Ana Cristina Pereira, in Público on-line
Desde que foi previsto o tráfico para exploração laboral, o país registou pelo menos 38 condenações.
Pelo menos 38 pessoas foram condenadas por tráfico de seres humanos desde 2007, ano em que o crime deixou de contar apenas quando o destino era acto sexual ou prostituição e passou a abranger a exploração laboral e a extracção de órgãos. Desde o início deste ano, houve 16 condenados.
Segundo o Ministério da Justiça, os tribunais de primeira instância dão conta de três condenados em 2008, cinco em 2009 e seis em 2012. Os dados do ano passado não estão ainda disponíveis. Há que acrescentar dois condenados em 2009, que a estatística da justiça não considerou aqui por terem sido sujeitos a uma pena maior pelo crime de associação criminosa. De acordo com o calendário de divulgação, dados mais recentes só deverão ser conhecidos no final de Outubro.
A recolha feita pelo Serviço de Estrangeiros e Fronteiras (SEF) permite actualizar parte da informação. No ano passado, houve dois condenados por tráfico de pessoas, lenocínio, auxílio à imigração ilegal e angariação de mão-de-obra ilegal em Vila Nova de Famalicão. Já no início deste ano, no mesmo concelho, outros dez, desta vez por tráfico de pessoas e branqueamento de capitais.
A Polícia Judiciária, o outro órgão com competência para investigar este tipo de crime, não trata dados desta forma. Uma busca nas notícias saídas na imprensa nacional resulta em dois processos. No ano passado, o Tribunal de Nelas condenou quatro indivíduos por tráfico de pessoas angariadas em Portugal e exploradas em Espanha – a decisão foi confirmada pela Relação. Já em Junho deste ano, em Beja, seis outros foram condenados por tráfico de pessoas da Roménia para exploração em Portugal.
Contas feitas, os casos do SEF e da PJ que chegaram este ano a julgamento resultaram em 16 condenações. Pelo menos mais um caso deverá este ano chegar à barra do Tribunal de Beja. O Ministério Público deduziu acusação contra outros seis supostos traficantes de romenos para apanha da azeitona, a partir de uma investigação do SEF.

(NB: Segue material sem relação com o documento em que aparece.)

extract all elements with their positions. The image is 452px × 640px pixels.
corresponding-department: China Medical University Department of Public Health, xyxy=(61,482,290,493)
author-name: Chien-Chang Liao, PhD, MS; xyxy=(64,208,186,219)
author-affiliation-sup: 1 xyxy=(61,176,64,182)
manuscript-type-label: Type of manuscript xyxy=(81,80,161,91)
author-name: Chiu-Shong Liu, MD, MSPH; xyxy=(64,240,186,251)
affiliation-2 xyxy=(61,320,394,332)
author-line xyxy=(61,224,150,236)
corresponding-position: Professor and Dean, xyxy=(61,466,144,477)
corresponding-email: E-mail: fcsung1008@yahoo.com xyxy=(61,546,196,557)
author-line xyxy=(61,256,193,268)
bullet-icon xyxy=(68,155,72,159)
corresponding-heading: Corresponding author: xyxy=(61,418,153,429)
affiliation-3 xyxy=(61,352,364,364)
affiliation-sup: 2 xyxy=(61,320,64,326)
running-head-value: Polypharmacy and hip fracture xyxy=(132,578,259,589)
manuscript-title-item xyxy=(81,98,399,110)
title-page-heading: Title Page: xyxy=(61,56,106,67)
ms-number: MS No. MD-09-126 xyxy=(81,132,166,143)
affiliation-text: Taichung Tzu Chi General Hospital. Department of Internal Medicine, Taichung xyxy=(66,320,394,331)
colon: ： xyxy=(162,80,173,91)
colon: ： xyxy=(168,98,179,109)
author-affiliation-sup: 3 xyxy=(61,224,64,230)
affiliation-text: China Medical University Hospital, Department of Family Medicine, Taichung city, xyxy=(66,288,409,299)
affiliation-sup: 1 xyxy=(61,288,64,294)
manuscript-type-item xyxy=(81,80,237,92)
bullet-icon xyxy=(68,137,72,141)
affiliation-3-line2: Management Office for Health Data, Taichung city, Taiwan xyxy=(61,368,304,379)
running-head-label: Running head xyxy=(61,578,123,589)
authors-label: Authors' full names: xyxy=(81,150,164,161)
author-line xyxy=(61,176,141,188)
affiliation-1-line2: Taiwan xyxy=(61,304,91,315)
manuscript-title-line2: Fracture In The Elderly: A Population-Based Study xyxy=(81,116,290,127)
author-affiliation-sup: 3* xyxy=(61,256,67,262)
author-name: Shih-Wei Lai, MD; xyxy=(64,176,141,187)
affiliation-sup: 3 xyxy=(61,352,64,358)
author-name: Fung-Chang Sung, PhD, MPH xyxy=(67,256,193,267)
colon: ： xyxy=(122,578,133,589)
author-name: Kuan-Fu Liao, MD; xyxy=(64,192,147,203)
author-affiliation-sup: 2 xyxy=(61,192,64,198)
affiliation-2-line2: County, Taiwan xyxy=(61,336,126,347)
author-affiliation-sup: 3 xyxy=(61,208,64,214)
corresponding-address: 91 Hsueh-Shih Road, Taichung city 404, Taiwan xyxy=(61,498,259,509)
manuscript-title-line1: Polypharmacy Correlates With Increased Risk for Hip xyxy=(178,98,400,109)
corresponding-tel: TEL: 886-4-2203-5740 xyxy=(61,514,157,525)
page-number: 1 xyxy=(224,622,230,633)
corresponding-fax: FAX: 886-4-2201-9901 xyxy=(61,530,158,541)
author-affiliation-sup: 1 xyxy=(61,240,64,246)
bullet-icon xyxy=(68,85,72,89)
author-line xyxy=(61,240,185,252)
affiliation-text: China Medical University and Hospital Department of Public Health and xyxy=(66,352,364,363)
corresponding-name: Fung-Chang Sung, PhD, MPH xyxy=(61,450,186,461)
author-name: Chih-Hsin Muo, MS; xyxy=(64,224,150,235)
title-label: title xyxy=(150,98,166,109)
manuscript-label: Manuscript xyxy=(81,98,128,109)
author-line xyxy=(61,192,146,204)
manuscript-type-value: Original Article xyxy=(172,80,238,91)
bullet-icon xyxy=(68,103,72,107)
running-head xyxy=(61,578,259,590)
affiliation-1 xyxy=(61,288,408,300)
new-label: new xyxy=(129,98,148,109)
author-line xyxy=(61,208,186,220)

Manuel Albano, da Comissão para a Cidadania e Igualdade de Género, relator do relatório anual de tráfico de seres humanos, remete o aumento de condenações para mudanças recentes: houve “investimento na sensibilização dos magistrados, melhoria do processo de sinalização e na recolha de prova”. “Tudo foi sendo aprimorado”, diz. Faz, por exemplo, toda a diferença ter equipas exteriores que oferecem apoio às vítimas resgatadas pela polícia, que conversam com elas sobre o que lhes aconteceu e lhes oferecem ajuda. Parece-lhe que há "um ganho de confiança que pode ter um reflexo nos tribunais".
Ainda em Fevereir,o o grupo de Peritos em Acção contra o Tráfico de Seres Humanos (Greta), organização do Conselho da Europa, revelou preocupação com o baixo número de condenações em Portugal. Aconselhou as autoridades a identificarem as falhas na investigação e na apresentação de casos em tribunal.
“Tem havido a ideia de que há poucas condenações por tráfico”, comenta o director nacional adjunto do SEF, José van der Kellen. “Pode não haver as que queríamos, mas isso não significa impunidade. Há condenações, muitas vezes severas, por associação criminosa, auxílio à imigração ilegal, agressão, falsificação de documentos etc.”
Numa conferência organizada em Maio pelo SEF, a directora do Departamento de Investigação e Acção Penal (DIAP), Maria José Morgado, disse que a jurisprudência está desfasada da realidade. No seu entender, parte do problema está na formulação demasiado “fechada” da lei em vigor. Parece-lhe que seria mais adequado ter “uma previsão penal mais aberta, como a do tráfico de droga”.
A procuradora defendeu que são excessivas as exigências que se fazem em sede de prova. Pede-se “a prova dos transportes, a prova da identificação das pessoas transportadas, a prova dos calendários dos circuitos de entradas e saídas do país, o destino das vítimas e a ligação entre, por exemplo, a prostituição exercida naquele momento concreto e transportadores e recrutadores”. É como se se acreditasse que tudo é feito pelas vias “normais”.
O número de condenados não pode confundir-se com o número de processos. Esses são um ou dois por ano. José van der Kellen diz que o cenário não é tão negativo como pode parecer a quem se limita a olhar para a pequenez destes números: “Se tivermos todos os anos condenações por tráfico de seres humanos, algo estará mal. Isso quereria dizer que Portugal era um antro de criminalidade organizada.” Na sua opinião, há que ter em conta a capacidade de atracção do país.